Over the past several weeks, three Superior Court cases have brought a quiet but consequential question into focus: How far does the Arizona Administrative Procedure Act (APA) reach into the Arizona Department of Water Resources’ (ADWR) groundwater decisions? For anyone who plans, builds, finances, or is responsible for approving groundwater-dependent projects, the answer is starting to matter a great deal.
Two of these cases invalidated ADWR rules for the state’s assured water supply program. The other vacated ADWR’s designation of an Irrigation Non-Expansion Area (INA) in the Hualapai Groundwater Basin. All three sharply limit the Department’s regulatory authority under the 1980 Groundwater Management Act.
The Two Assured Water Supply Rulings
The Home Builders Association of Central Arizona (HBACA) brought two challenges to ADWR rules; both landed this spring.
In the first, HBACA v. ADWR (No. CV2025-002623), the court considered two standards supporting ADWR’s position that the Phoenix Active Management Area (AMA) lacks sufficient groundwater to support new groundwater-based determinations. On April 21, 2026, the court ruled that these two standards (the “unmet demand” and “depth-to-water” standards) were rules ADWR had adopted without going through the APA’s rulemaking process. Accordingly, the court invalidated the standards and enjoined ADWR from relying on them when reviewing assured water supply applications. But this defect is procedural, so ADWR could theoretically re-adopt the same rules by following APA procedures.

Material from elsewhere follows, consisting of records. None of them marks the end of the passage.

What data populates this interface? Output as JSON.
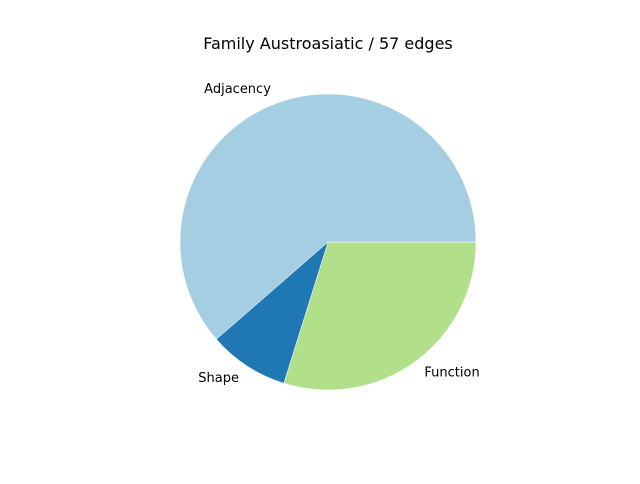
{
  "chart_data": {
    "type": "pie",
    "title": "Family Austroasiatic / 57 edges",
    "slices": [
      {
        "label": "Function",
        "value": 17,
        "color": "#b2df8a"
      },
      {
        "label": "Shape",
        "value": 5,
        "color": "#1f78b4"
      },
      {
        "label": "Adjacency",
        "value": 35,
        "color": "#a6cee3"
      }
    ],
    "start_angle_deg": 0,
    "direction": "clockwise"
  }
}
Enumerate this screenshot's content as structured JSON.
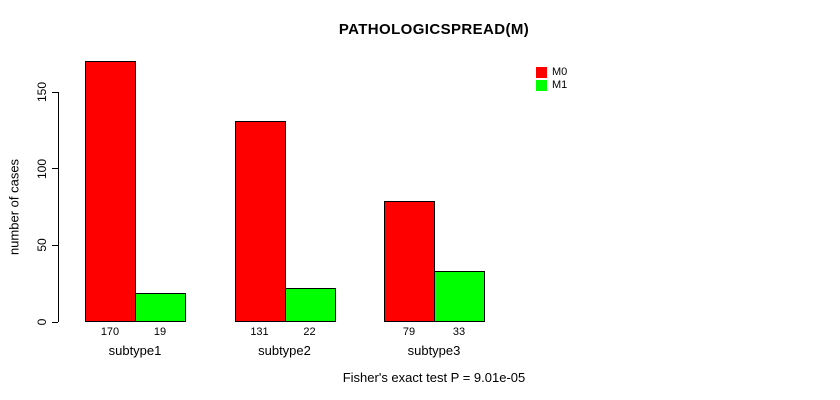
{
  "chart_data": {
    "type": "bar",
    "title": "PATHOLOGICSPREAD(M)",
    "ylabel": "number of cases",
    "xlabel": "",
    "categories": [
      "subtype1",
      "subtype2",
      "subtype3"
    ],
    "series": [
      {
        "name": "M0",
        "color": "#FF0000",
        "values": [
          170,
          131,
          79
        ]
      },
      {
        "name": "M1",
        "color": "#00FF00",
        "values": [
          19,
          22,
          33
        ]
      }
    ],
    "yticks": [
      0,
      50,
      100,
      150
    ],
    "ylim": [
      0,
      172
    ],
    "grid": false,
    "legend_position": "top-right",
    "bar_value_labels": [
      [
        "170",
        "19"
      ],
      [
        "131",
        "22"
      ],
      [
        "79",
        "33"
      ]
    ],
    "annotation": "Fisher's exact test P = 9.01e-05"
  }
}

In the second case, also captioned HBACA v. ADWR (No. CV2025-008701), the court went further. On June 8, 2026, it invalidated A.A.C. R12-15-710(H), a 2024 rule that underpins ADWR’s Alternative Path to Designation of Assured Water Supply (ADAWS) rule. ADAWS was designed to let water providers in the Phoenix and Pinal AMAs obtain a 100-year designation despite the groundwater shortfall. To do so, a provider had to incorporate new alternative water supplies like effluent or Colorado River water, as well as secure an additional increment of that supply—a requirement HBACA characterized as a “water tax.” The court held that this requirement conflicts with A.R.S. § 45-576, which ties an assured water supply only to the “water needs of the proposed use.” This was significant because ADWR’s position regarding groundwater in the Phoenix and Pinal AMAs meant that ADAWS had become the principal path to designation.
Neither ruling is appealable yet. But when they are, ADWR is likely to appeal and may seek a stay. This means that their practical effect will be sorted out in the coming weeks.
The INA Designation
The third case raises similar questions in a different setting. In Opal Investments, LLC v. ADWR (now on appeal as 1 CA-SA 26-0147), the Court of Appeals is weighing whether an INA designation—here, ADWR’s designation of the Hualapai Valley Groundwater Basin in Mohave County—is a “rule” within the meaning of the APA. In January 2026, the Superior Court held that it was and vacated the designation. The Court of Appeals granted ADWR special-action review, and amici (including Mohave County, the State of Arizona, and the Environmental Defense Fund) have lined up to support the Department. Oral argument is currently set for August 25, 2026.
Why It Matters
The common thread is the APA’s expanding role as the battleground for ADWR’s regulatory authority. In one case, the Department was chastised for adopting a rule that conflicts with statute. In the others, ADWR was told that it should have used rulemaking procedures when it did not. All three impede the Department’s ability to restrict groundwater-reliant development.
For public entities, water providers, and private developers, the near-term reality is uncertainty. The analytical framework and alternative-designation route that many projects relied on are off the table for now. Final judgments, appeals, and possible stays will determine for how long. But the courts’ answer to what makes an ADWR action a “rule” may matter most. That standard could shape not only these disputes but the next generation of groundwater decisions across Arizona.